In a preferred embodiment of the invention, the aforementioned solvent extraction process steps are generally performed at room temperature. The maximum temperature is controlled so as to prevent the organic phase from catching fire.

In a preferred embodiment of the invention, a washing step is applied to the organic phase by adding purified water or by adding 5-15 g/L ammonium sulphate to purified water when necessary to prevent pollution in transitions between the mentioned solvent extraction process steps.

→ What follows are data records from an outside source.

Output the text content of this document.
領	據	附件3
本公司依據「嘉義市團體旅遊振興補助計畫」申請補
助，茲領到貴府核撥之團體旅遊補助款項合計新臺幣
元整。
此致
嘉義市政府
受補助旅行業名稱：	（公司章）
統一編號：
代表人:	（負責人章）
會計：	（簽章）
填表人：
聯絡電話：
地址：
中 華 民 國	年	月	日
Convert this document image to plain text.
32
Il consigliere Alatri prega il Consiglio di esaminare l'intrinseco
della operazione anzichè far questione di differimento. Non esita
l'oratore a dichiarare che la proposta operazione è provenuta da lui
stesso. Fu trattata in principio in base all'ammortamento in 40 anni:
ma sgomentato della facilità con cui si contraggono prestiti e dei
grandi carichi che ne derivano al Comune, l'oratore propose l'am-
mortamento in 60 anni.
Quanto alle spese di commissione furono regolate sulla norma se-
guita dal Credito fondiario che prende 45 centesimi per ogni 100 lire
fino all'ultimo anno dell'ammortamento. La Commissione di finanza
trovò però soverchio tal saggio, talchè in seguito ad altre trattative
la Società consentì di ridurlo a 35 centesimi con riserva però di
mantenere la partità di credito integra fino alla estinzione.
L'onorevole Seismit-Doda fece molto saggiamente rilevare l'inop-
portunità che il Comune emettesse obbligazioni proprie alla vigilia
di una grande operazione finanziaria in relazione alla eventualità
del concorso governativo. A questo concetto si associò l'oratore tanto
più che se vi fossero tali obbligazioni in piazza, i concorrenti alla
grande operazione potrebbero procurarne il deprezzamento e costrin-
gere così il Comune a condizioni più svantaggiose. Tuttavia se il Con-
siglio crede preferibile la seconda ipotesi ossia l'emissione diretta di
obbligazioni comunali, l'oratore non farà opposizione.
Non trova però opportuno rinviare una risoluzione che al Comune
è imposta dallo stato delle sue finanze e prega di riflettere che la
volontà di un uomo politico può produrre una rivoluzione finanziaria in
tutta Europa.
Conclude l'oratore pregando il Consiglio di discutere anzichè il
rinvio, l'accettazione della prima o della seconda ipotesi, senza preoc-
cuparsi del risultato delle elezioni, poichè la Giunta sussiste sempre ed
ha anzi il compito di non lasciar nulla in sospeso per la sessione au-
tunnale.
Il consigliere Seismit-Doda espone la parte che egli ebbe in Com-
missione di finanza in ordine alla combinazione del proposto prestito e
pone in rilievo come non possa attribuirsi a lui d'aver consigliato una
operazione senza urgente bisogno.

Points to be taken into consideration in the invention:

• Safety measures should be taken to eliminate the risk of combustion of chemicals such as an organic reagent, kerosene, etc. which have a high possibility of combustion,

• A ventilation system, a fume hood or a similar system should be continually operated in order to provide protection from the smells which chemicals having adverse health effects and high vapour pressure may produce in a work environment,

• The conditions stated on safety sheets (MSDS) of chemicals should be complied with while working with acids, bases and various salts to be used during the process.